🤖 AI Summary
This work proposes the first self-healing multi-agent defense framework against sponge attacks—adversarial inputs that induce excessive computation in large language models (LLMs) to exhaust system resources. The framework employs a three-stage defense pipeline integrating semantic similarity retrieval, pattern matching, and LLM-based reasoning. Crucially, it incorporates a closed-loop self-healing mechanism through knowledge-updating and prompt-optimization agents, enabling dynamic adaptation of defense strategies even after an attack bypasses initial detection. Experimental results demonstrate that the approach achieves high F1 scores against both non-semantic and semantic sponge attacks, significantly outperforming existing defenses based on perplexity thresholds or single LLM inference.
📝 Abstract
Sponge attacks increasingly threaten LLM systems by inducing excessive computation and DoS. Existing defenses either rely on statistical filters that fail on semantically meaningful attacks or use static LLM-based detectors that struggle to adapt as attack strategies evolve. We introduce SHIELD, a multi-agent, auto-healing defense framework centered on a three-stage Defense Agent that integrates semantic similarity retrieval, pattern matching, and LLM-based reasoning.
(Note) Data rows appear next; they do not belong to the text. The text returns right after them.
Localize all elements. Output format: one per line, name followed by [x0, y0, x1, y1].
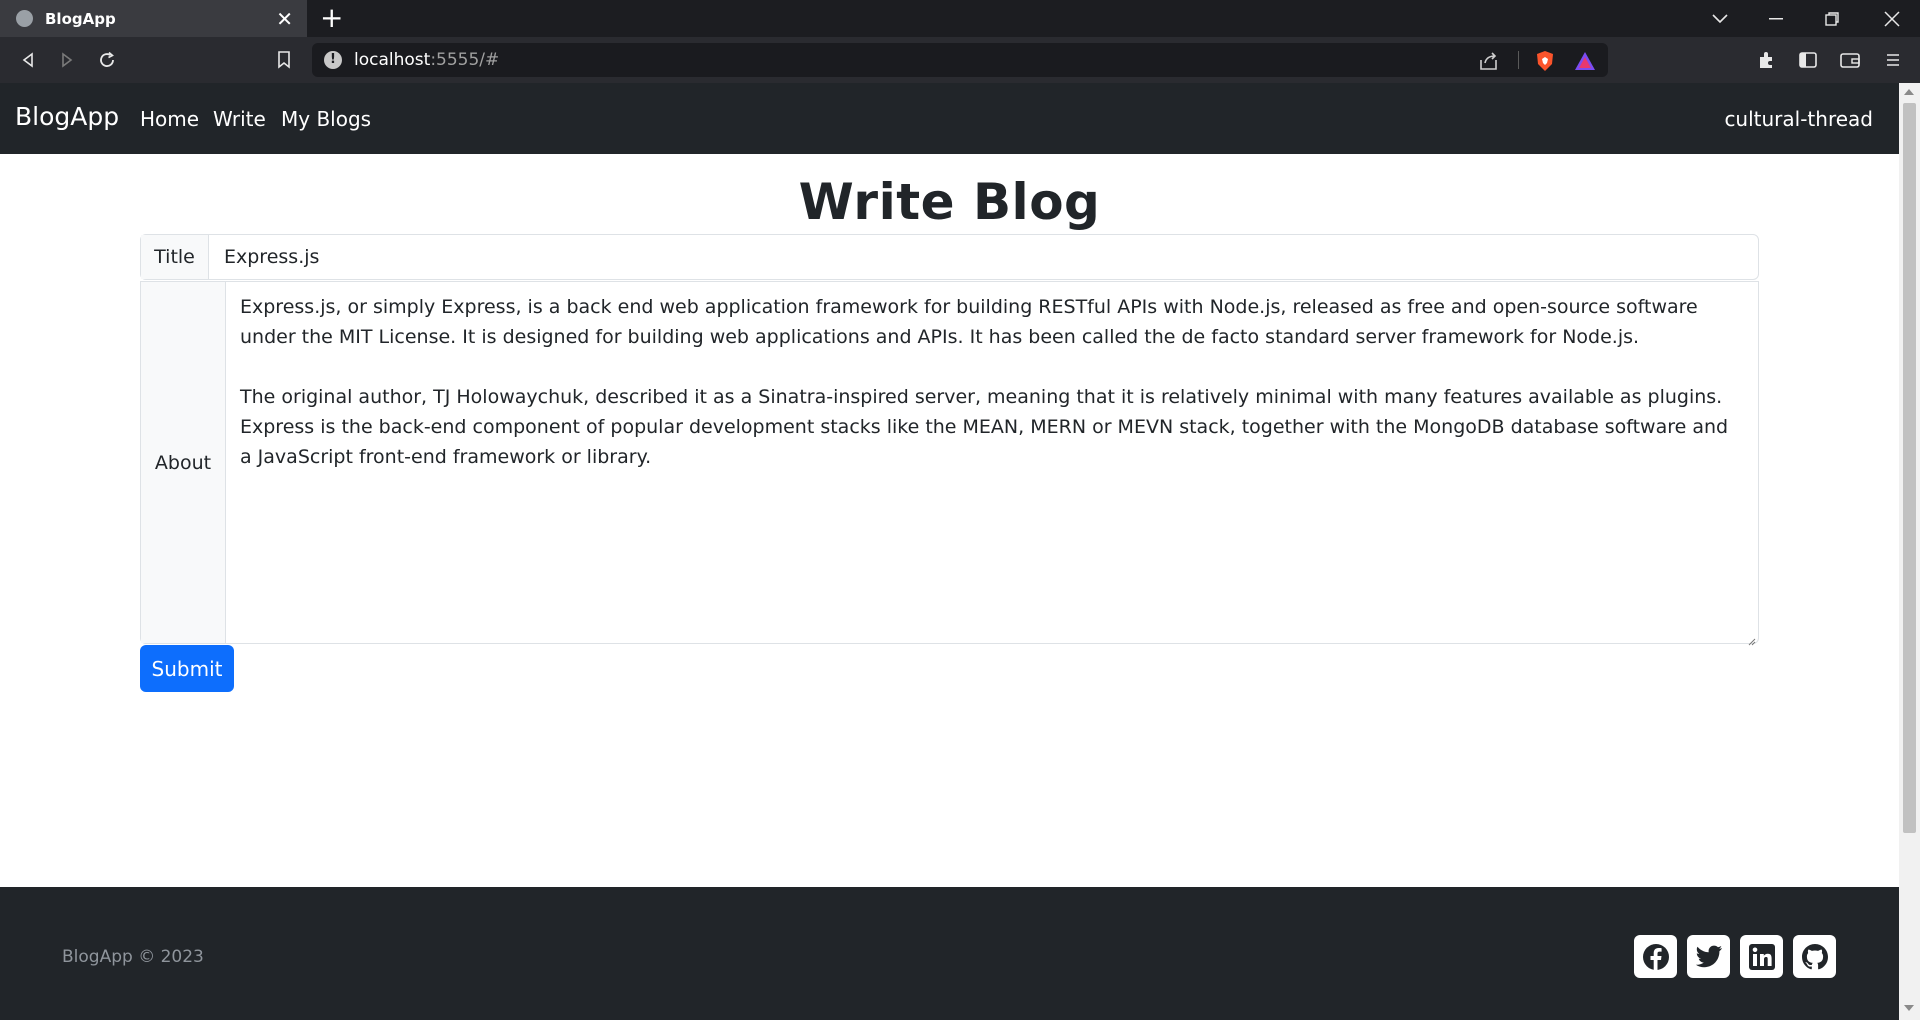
submit-button[interactable]: Submit	[140, 645, 234, 692]
extensions-icon[interactable]	[1753, 47, 1779, 73]
sidebar-icon[interactable]	[1795, 47, 1821, 73]
about-paragraph: The original author, TJ Holowaychuk, des…	[240, 386, 1729, 468]
linkedin-icon[interactable]	[1740, 935, 1783, 978]
twitter-icon[interactable]	[1687, 935, 1730, 978]
restore-icon[interactable]	[1804, 0, 1860, 37]
footer-copyright: BlogApp © 2023	[62, 947, 204, 967]
reload-icon[interactable]	[94, 47, 120, 73]
about-textarea[interactable]: Express.js, or simply Express, is a back…	[240, 292, 1740, 502]
facebook-icon[interactable]	[1634, 935, 1677, 978]
navbar: BlogApp Home Write My Blogs cultural-thr…	[0, 83, 1899, 154]
new-tab-button[interactable]: +	[320, 4, 343, 32]
resize-handle-icon[interactable]	[1746, 631, 1756, 646]
footer: BlogApp © 2023	[0, 887, 1899, 1020]
page-title: Write Blog	[798, 173, 1101, 231]
tab-title: BlogApp	[45, 9, 116, 28]
title-label: Title	[141, 235, 209, 279]
bookmark-icon[interactable]	[271, 47, 297, 73]
page-viewport: BlogApp Home Write My Blogs cultural-thr…	[0, 83, 1899, 1020]
browser-toolbar: ! localhost:5555/#	[0, 37, 1920, 83]
brave-rewards-icon[interactable]	[1574, 50, 1596, 72]
wallet-icon[interactable]	[1837, 47, 1863, 73]
globe-icon	[16, 10, 33, 27]
nav-link-home[interactable]: Home	[140, 107, 199, 131]
minimize-icon[interactable]	[1748, 0, 1804, 37]
url-text: localhost:5555/#	[354, 50, 500, 70]
title-input[interactable]: Express.js	[224, 246, 319, 268]
nav-link-my-blogs[interactable]: My Blogs	[281, 107, 371, 131]
page-scrollbar[interactable]	[1899, 83, 1920, 1020]
navbar-brand[interactable]: BlogApp	[15, 102, 119, 131]
omnibox-divider	[1518, 51, 1519, 69]
about-input-group: About Express.js, or simply Express, is …	[140, 281, 1759, 646]
back-icon[interactable]	[15, 47, 41, 73]
scrollbar-thumb[interactable]	[1903, 103, 1916, 833]
share-icon[interactable]	[1478, 50, 1500, 72]
forward-icon[interactable]	[54, 47, 80, 73]
address-bar[interactable]: ! localhost:5555/#	[312, 43, 1608, 77]
navbar-username[interactable]: cultural-thread	[1724, 107, 1873, 131]
nav-link-write[interactable]: Write	[213, 107, 266, 131]
scroll-down-icon[interactable]	[1904, 1005, 1914, 1011]
site-info-icon[interactable]: !	[324, 51, 342, 69]
menu-icon[interactable]	[1880, 47, 1906, 73]
about-paragraph: Express.js, or simply Express, is a back…	[240, 296, 1698, 348]
about-label: About	[141, 282, 226, 643]
close-tab-icon[interactable]: ✕	[276, 9, 293, 29]
browser-tab-strip: BlogApp ✕ +	[0, 0, 1920, 37]
browser-tab[interactable]: BlogApp ✕	[0, 0, 307, 37]
tab-search-icon[interactable]	[1692, 0, 1748, 37]
title-input-group: Title Express.js	[140, 234, 1759, 280]
close-window-icon[interactable]	[1864, 0, 1920, 37]
scroll-up-icon[interactable]	[1904, 89, 1914, 95]
brave-shields-icon[interactable]	[1534, 50, 1556, 72]
github-icon[interactable]	[1793, 935, 1836, 978]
Two auxiliary agents, a Knowledge Updating Agent and a Prompt Optimization Agent, form a closed self-healing loop, when an attack bypasses detection, the system updates an evolving knowledgebase, and refines defense instructions. Extensive experiments show that SHIELD consistently outperforms perplexity-based and standalone LLM defenses, achieving high F1 scores across both non-semantic and semantic sponge attacks, demonstrating the effectiveness of agentic self-healing against evolving resource-exhaustion threats.